第56章 見てない!見てない見てないよ!
『龍、私は千さんと付き合ってない』
「え…そうなのか」
『恋人作る暇もない事は、貴方もよく知るところでしょ?』
「それは…たしかに。あ、いつもお世話になってます。
って、いやいや!そうじゃなくて!!じゃあ君は…その、付き合ってない人と…その、そういう事を?」
「ボクも、キミの貞操観念は理解しがたいよ」
『……』
私は、目の前の2人から1度視線を外す。そして、側にあった帯に手を伸ばした。
正面から少しずらした位置に、蝶々結びを作る。そして、改めて2人に向き直る。
『私の貞操観念、知りたいなら教えてあげるよ。
好きな人とは、する。嫌いな人とも、出来る。
私にメリットのない相手とは、しない。
あと…綺麗な愛を求める人とは、したくない』
どう?シンプルでしょう?と言葉を付け加える。龍之介は何か考え込むような表情になり、天は私から顔を背けた。

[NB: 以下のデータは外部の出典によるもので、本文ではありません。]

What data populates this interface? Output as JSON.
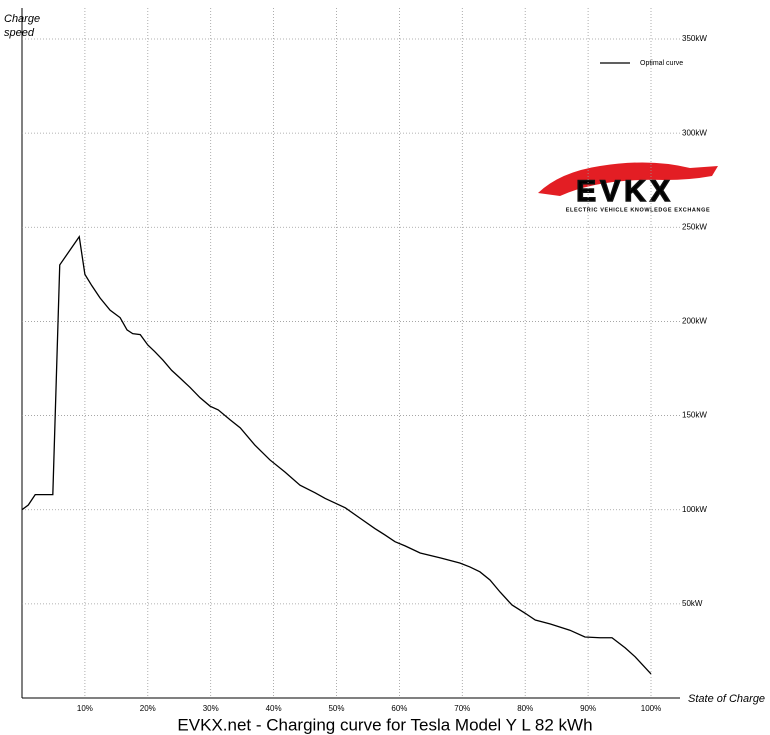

『まぁ、あくまで恋人がいないっていう前提の話だけど』
「へぇ。それを聞いて少し安心した」
「はは、まぁ…俺も」
『それにしても…まさか千が、こんな置き土産残してるとは…。こういう事をして喜ぶイメージはなかったんだけど』
恋人同士でない2人が愛し合う上で、タブーはいくつもある。関係を持った事を口外しないのもそうだし。それに、跡を残さない事も。
それくらい、彼は心得ていると思っていた。
「牽制、嫌がらせ」
『え?』
「彼の考えてる事、キミに分からなくてもボクには分かるよ。だからこそ…腹が立つ!」
珍しく、天がストレートに怒りを露わにした。
「ねぇエリ。ボクが、キミの私生活に口を出す権利は無いのは分かってる。
だから、するな。とは言わない。でも、お願いだから…心までは、許さないで」
珍しく、天は弱気な顔でそう告げた。